Pensioner Fury

Posted by kate Poels on Tuesday, February 21, 2012
I thought that pensioners were supposed to have lived through their wrath, used up all their aggression and come to a warm and fuzzy realisation that there is no point in getting worked up about things that really don't matter.  Stress can only encourage high blood pressure and speed their ticking clocks so I thought that most preferred to sit under crocheted rugs whilst they knit another for their neighbour.  In my experience people in the over eighty category are usually the ones most likely to return a stranger's smile or strike up a conversation with the person next to them on the bus.  Not the ones I have come across this week it would seem.

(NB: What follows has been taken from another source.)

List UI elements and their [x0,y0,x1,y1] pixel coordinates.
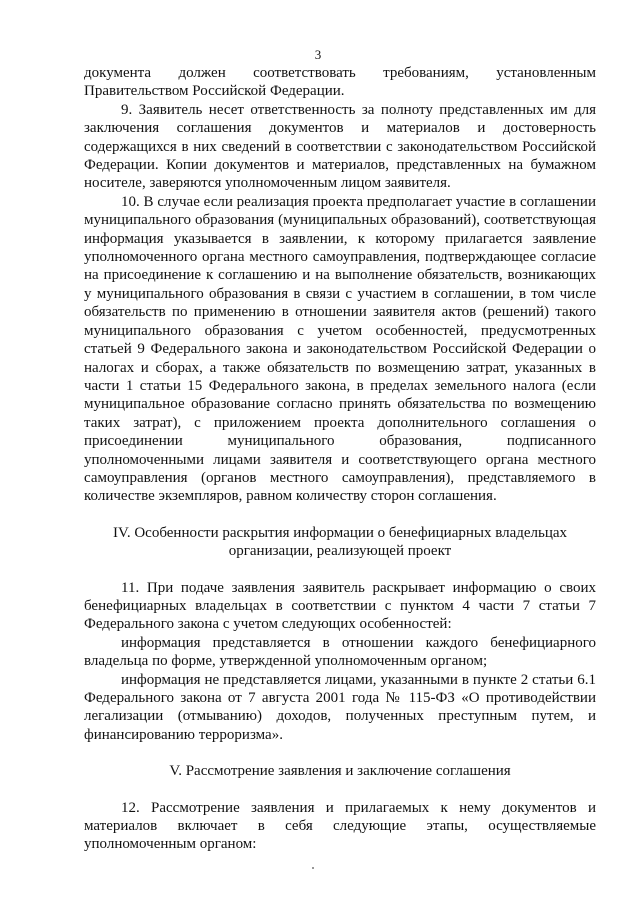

It all began in the carpark of the supermarket where I was getting utterly frustrated stuck behind a man who had thought the speed limit was only 10mph on the road leading to the car park and only about 3mph once we finally made it there.  He couldn't decide where he wanted to park, weaving all over the road, until he ended up off it all together stopping across 3 disabled spaces.  At last I could get past him.....but, it seems he changed his mind again and wanted the space on the other side making him swerve right out in front of me.  I didn't hit the horn because I was too busy performing an emergency stop and worrying about the crunch as eveyrthing that had been on the passenger seat was flung into the footwell.  I was cross and amazed, but the worst was still to come.  Scowling at me from the passenger seat was a tiny old lady, only just tall enough to see out of the window, gesticulating at me and hurling abuse that I was very glad I couldn't hear.  So venomous was her muted onslaught that I spent the whole of my shopping trip keeping my eyes peeled and ducking behind the veggie racks to avoid her and her husband. Old they may have been but I still think that if it came down to handbags at fifty paces I would definitely take second place. Luckily for me she didn't spot me until I had packed my shopping and just finished punching the pin code into the card machine.  I heard a shrill "Hey look. That's the girl who almost killed us Len"  and I knew what would happen next if I hung around, so I didn't.  I pushed my chin up, looked in the opposite direction and pushed my trolley out to my car (quickly!) 
How I had become the bad guy I still don't know but I am hoping that if I do come across her again that I have my 3 year old with me.  When it is me against a pensioner then I have to back off, those are the rules, but the rules also state that a toddler trumps an OAP and mine would definitely put on a good show if required, especially if prompted ever so subtley by me!